Adventist, Emcara Describe Work on CalAIM Enhanced Care Management
Monica Arrowsmith has a new and important title for Roseville, Calif.-based Adventist Health. As executive director of CalAIM, she is overseeing all of Adventist’s programs related to the state’s multi-year Medicaid transformation effort, including a partnership with Emcara Health on Enhanced Care Management (ECM) services. Arrowsmith and Emcara CEO Eric Galvin recently spoke to Healthcare Innovation about their approach.
Emcara’s physician-led, in-home medical care solution increases access to timely and longitudinal treatment for a health plan’s most at-risk members. It uses predictive models to pinpoint members who are consistently high cost and can be positively impacted through additional home-based care and treatment. Emcara deploys integrated, multi-disciplinary in-home care teams that apply appropriate interventions and referrals based on a patient’s social, behavioral, and physical needs.
The three-year partnership combines Nashville-based Emcara Health’s advanced primary care model with Adventist Health’s clinical delivery resources to care for Medi-Cal members with the most complex care needs. As part of CalAIM’s Enhanced Care Management initiative, the partnership is intended to close care gaps for patients with the most complex care needs by addressing the social barriers, such as homelessness, that influence a patient’s health.
Emcara Health is deploying field-based care teams, consisting primarily of community health workers (CHWs), to meet patients on their terms, whether that’s at home, in a homeless encampment, or in the emergency department. Once engaged, CHWs conduct a social determinants of health assessment to understand the social impediments that may be impacting the patient’s health, such as access to food, stress, transportation and more. As part of the agreement, Emcara Health nurses and social workers are coordinating preventive care and clinical treatment through Adventist Health. Emcara is providing wrap-around support, including transitions of care, member and family assistance, and coordinating and referring patients to community and social support services.
Adventist has close to 20 hospitals and many clinics and skilled-nursing facilities across California. It has contracted with four Medicaid managed care organizations in the state and is working on contracts with several others, Arrowsmith said, adding that Adventist chose to work with Emcara because it already had experience in other markets and infrastructure built from that experience.
The State of California is rolling out the CalAIM services gradually. Last July, the three targeted populations that went live were homelessness. high utilizers of emergency departments, and people with substance use disorder or severe mental illness. Going live this month are populations associated with people who are either in long-term care or on the verge of having to go into long-term care. In July 2023 going live will be children and youth. In January 2024 it will be people who are transitioning from incarceration.
Adventist and Emcara have been working together for about seven months. In terms of evaluating the partnership with Emcara, Arrowsmith said, it is too early to have real outcome data. “We're looking at the volume of patients that we're receiving from the plans, the number of times that we are reaching out to different members, and how many of the members are agreeing to participate,” she said. “But we're also in the beginning stages of understanding how we look at outcomes. How do we take a person who had severe mental illness or substance use disorder and can we pull from other data sources to see that they are doing much better or whether or not they're on their medications?”
CalAIM gives both payers and delivery systems the motivation and some funding to take care of people who are particularly vulnerable and do it in a more creative way, Emcara CEO Eric Galvin said. “We're extremely excited about the Adventist partnership for a whole host of reasons, one of them being that this is what we do really well — it aligns with our mission. It's the right thing to do. But it also is an exciting sort of entrepreneurial adventure for our team.”

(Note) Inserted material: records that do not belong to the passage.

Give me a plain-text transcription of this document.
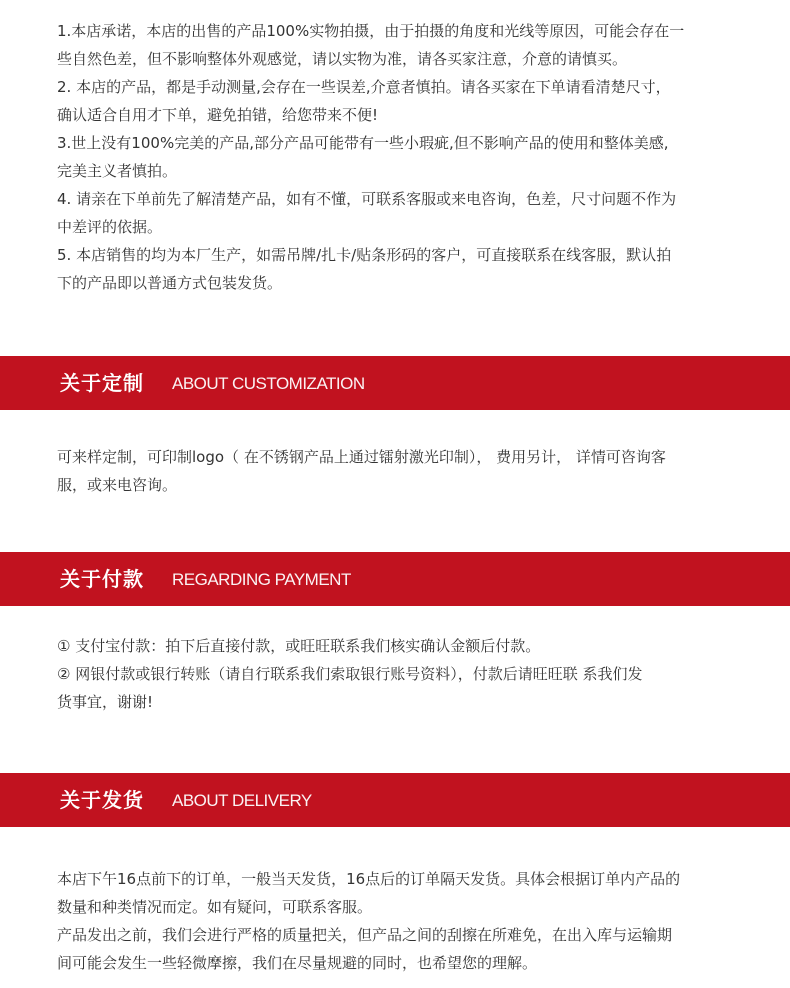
1.本店承诺，本店的出售的产品100%实物拍摄，由于拍摄的角度和光线等原因，可能会存在一
些自然色差，但不影响整体外观感觉，请以实物为准，请各买家注意，介意的请慎买。
2. 本店的产品，都是手动测量,会存在一些误差,介意者慎拍。请各买家在下单请看清楚尺寸，
确认适合自用才下单，避免拍错，给您带来不便!
3.世上没有100%完美的产品,部分产品可能带有一些小瑕疵,但不影响产品的使用和整体美感,
完美主义者慎拍。
4. 请亲在下单前先了解清楚产品，如有不懂，可联系客服或来电咨询，色差，尺寸问题不作为
中差评的依据。
5. 本店销售的均为本厂生产，如需吊牌/扎卡/贴条形码的客户，可直接联系在线客服，默认拍
下的产品即以普通方式包装发货。
关于定制 ABOUT CUSTOMIZATION
可来样定制，可印制logo（ 在不锈钢产品上通过镭射激光印制）， 费用另计， 详情可咨询客
服，或来电咨询。
关于付款 REGARDING PAYMENT
① 支付宝付款：拍下后直接付款，或旺旺联系我们核实确认金额后付款。
② 网银付款或银行转账（请自行联系我们索取银行账号资料），付款后请旺旺联 系我们发
货事宜，谢谢!
关于发货 ABOUT DELIVERY
本店下午16点前下的订单，一般当天发货，16点后的订单隔天发货。具体会根据订单内产品的
数量和种类情况而定。如有疑问，可联系客服。
产品发出之前，我们会进行严格的质量把关，但产品之间的刮擦在所难免，在出入库与运输期
间可能会发生一些轻微摩擦，我们在尽量规避的同时，也希望您的理解。
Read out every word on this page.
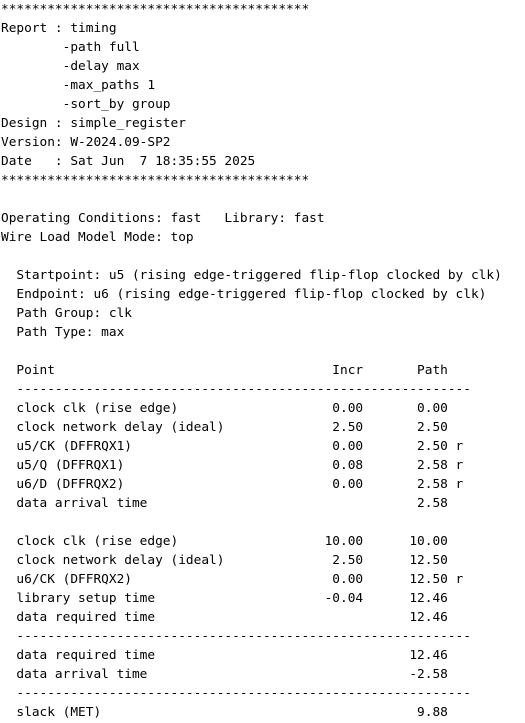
****************************************
Report : timing
-path full
-delay max
-max_paths 1
-sort_by group
Design : simple_register
Version: W-2024.09-SP2
Date   : Sat Jun  7 18:35:55 2025
****************************************
Operating Conditions: fast   Library: fast
Wire Load Model Mode: top
Startpoint: u5 (rising edge-triggered flip-flop clocked by clk)
Endpoint: u6 (rising edge-triggered flip-flop clocked by clk)
Path Group: clk
Path Type: max
Point                                    Incr       Path
-----------------------------------------------------------
clock clk (rise edge)                    0.00       0.00
clock network delay (ideal)              2.50       2.50
u5/CK (DFFRQX1)                          0.00       2.50 r
u5/Q (DFFRQX1)                           0.08       2.58 r
u6/D (DFFRQX2)                           0.00       2.58 r
data arrival time                                   2.58
clock clk (rise edge)                   10.00      10.00
clock network delay (ideal)              2.50      12.50
u6/CK (DFFRQX2)                          0.00      12.50 r
library setup time                      -0.04      12.46
data required time                                 12.46
-----------------------------------------------------------
data required time                                 12.46
data arrival time                                  -2.58
-----------------------------------------------------------
slack (MET)                                         9.88
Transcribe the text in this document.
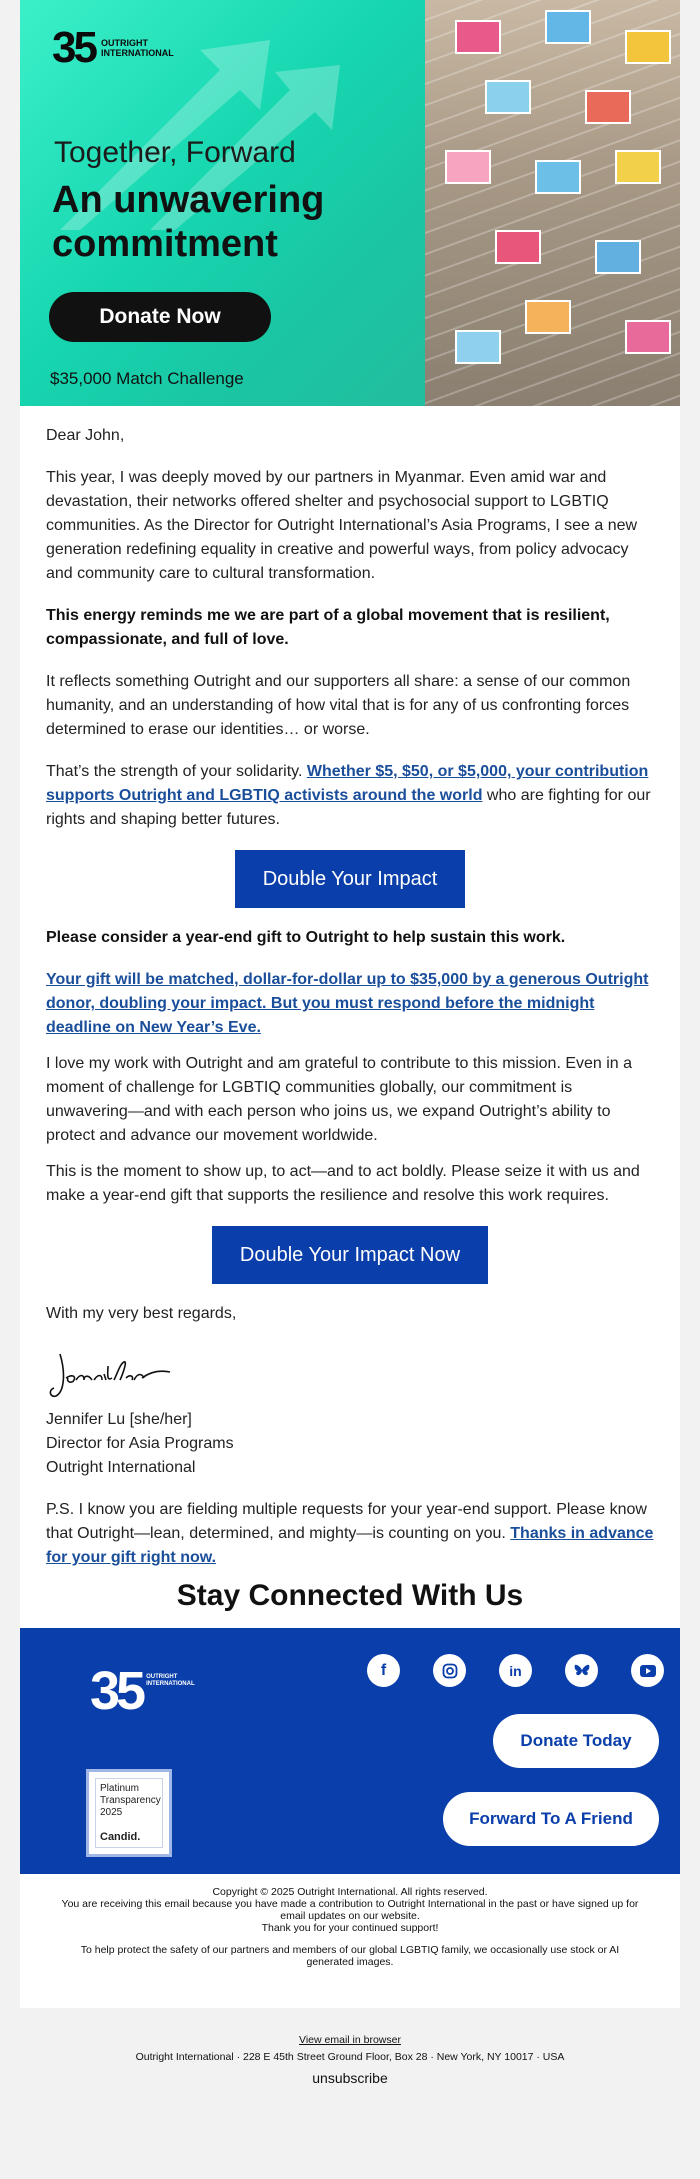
35 OUTRIGHT
INTERNATIONAL
Together, Forward
An unwavering commitment
Donate Now
$35,000 Match Challenge

Dear John,

This year, I was deeply moved by our partners in Myanmar. Even amid war and devastation, their networks offered shelter and psychosocial support to LGBTIQ communities. As the Director for Outright International’s Asia Programs, I see a new generation redefining equality in creative and powerful ways, from policy advocacy and community care to cultural transformation.

This energy reminds me we are part of a global movement that is resilient, compassionate, and full of love.

It reflects something Outright and our supporters all share: a sense of our common humanity, and an understanding of how vital that is for any of us confronting forces determined to erase our identities… or worse.

That’s the strength of your solidarity. Whether $5, $50, or $5,000, your contribution supports Outright and LGBTIQ activists around the world who are fighting for our rights and shaping better futures.

Double Your Impact

Please consider a year-end gift to Outright to help sustain this work.

Your gift will be matched, dollar-for-dollar up to $35,000 by a generous Outright donor, doubling your impact. But you must respond before the midnight deadline on New Year’s Eve.

I love my work with Outright and am grateful to contribute to this mission. Even in a moment of challenge for LGBTIQ communities globally, our commitment is unwavering—and with each person who joins us, we expand Outright’s ability to protect and advance our movement worldwide.

This is the moment to show up, to act—and to act boldly. Please seize it with us and make a year-end gift that supports the resilience and resolve this work requires.

Double Your Impact Now

With my very best regards,

Jennifer Lu [she/her]
Director for Asia Programs
Outright International

P.S. I know you are fielding multiple requests for your year-end support. Please know that Outright—lean, determined, and mighty—is counting on you. Thanks in advance for your gift right now.

Stay Connected With Us
35 OUTRIGHT
INTERNATIONAL
Platinum
Transparency
2025
Candid.
f	in
Donate Today
Forward To A Friend
Copyright © 2025 Outright International. All rights reserved.
You are receiving this email because you have made a contribution to Outright International in the past or have signed up for email updates on our website.

Thank you for your continued support!

To help protect the safety of our partners and members of our global LGBTIQ family, we occasionally use stock or AI generated images.

View email in browser
Outright International · 228 E 45th Street Ground Floor, Box 28 · New York, NY 10017 · USA
unsubscribe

This type of vulnerable population tends not to have a primary care provider and as a result, the emergency room becomes their doctor's office. “What we try to do is try to keep them out of the emergency room for those types of activities other than true emergencies.” He said they also work on medication adherence and prescription fill rates. “If you don't have your own home address, it is difficult to keep up with medications, which leads to deterioration in that condition, which leads to you having an episode where you need to be hospitalized,” he added.

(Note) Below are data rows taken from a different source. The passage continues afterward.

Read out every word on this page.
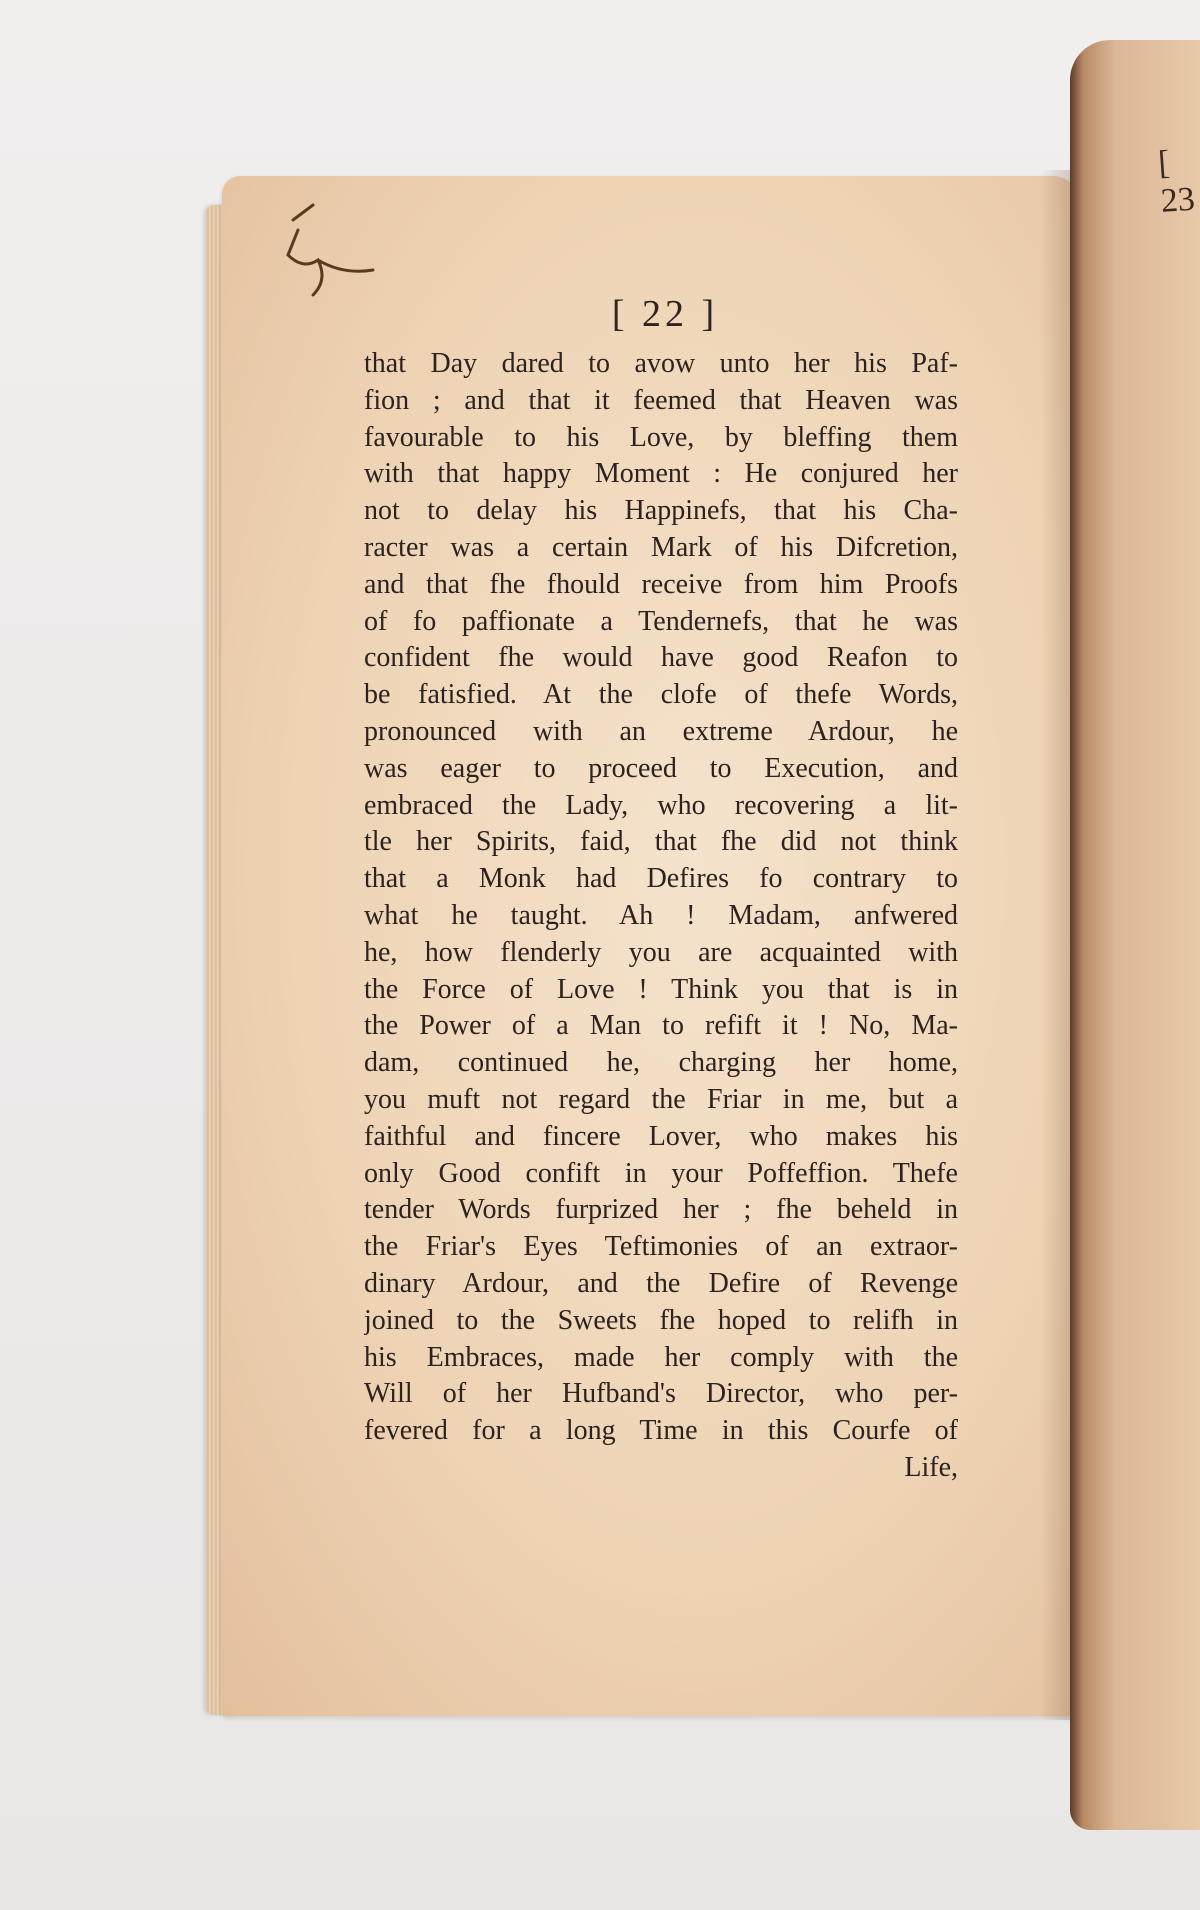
[ 22 ]
that Day dared to avow unto her his Paf-
fion ; and that it feemed that Heaven was
favourable to his Love, by bleffing them
with that happy Moment : He conjured her
not to delay his Happinefs, that his Cha-
racter was a certain Mark of his Difcretion,
and that fhe fhould receive from him Proofs
of fo paffionate a Tendernefs, that he was
confident fhe would have good Reafon to
be fatisfied. At the clofe of thefe Words,
pronounced with an extreme Ardour, he
was eager to proceed to Execution, and
embraced the Lady, who recovering a lit-
tle her Spirits, faid, that fhe did not think
that a Monk had Defires fo contrary to
what he taught. Ah ! Madam, anfwered
he, how flenderly you are acquainted with
the Force of Love ! Think you that is in
the Power of a Man to refift it ! No, Ma-
dam, continued he, charging her home,
you muft not regard the Friar in me, but a
faithful and fincere Lover, who makes his
only Good confift in your Poffeffion. Thefe
tender Words furprized her ; fhe beheld in
the Friar's Eyes Teftimonies of an extraor-
dinary Ardour, and the Defire of Revenge
joined to the Sweets fhe hoped to relifh in
his Embraces, made her comply with the
Will of her Hufband's Director, who per-
fevered for a long Time in this Courfe of
Life,
[ 23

Galvin said Emcara has been re-imagining who to hire for the community health worker roles. “One of our colleagues, in particular, is a great example. She herself has experienced a lot of the kinds of social and other challenges that the people that we're trying to reach are. She knows where those homeless encampments are; she knows how they operate as a community and the hierarchies that exist. I got such an education on the realities of what homelessness looks like on the ground through folks like Lisa. The point is we've tried to re-imagine the kinds of people that could be really good at this and have credibility with those that we're trying to reach.”
One of the biggest challenge will be capturing the data, Arrowsmith added. “It's not data that's readily available. If I'm looking at utilization data, I know what's in our hospitals, but people don't only go to our hospitals. We were just on a call about getting in touch with health information exchanges to see what kind of data is available from them.”
There are other challenges with data, she added. “There are technical capabilities everywhere, but it's a matter of making it all work smoothly. We get data from the health plans. They send it to Emcara’s system, which they use, and their system sends it to us,” she explained. “We use Cerner, and that sends data to a big data repository, so there's just all of this mixing and matching. There are challenges, but they are not insurmountable.”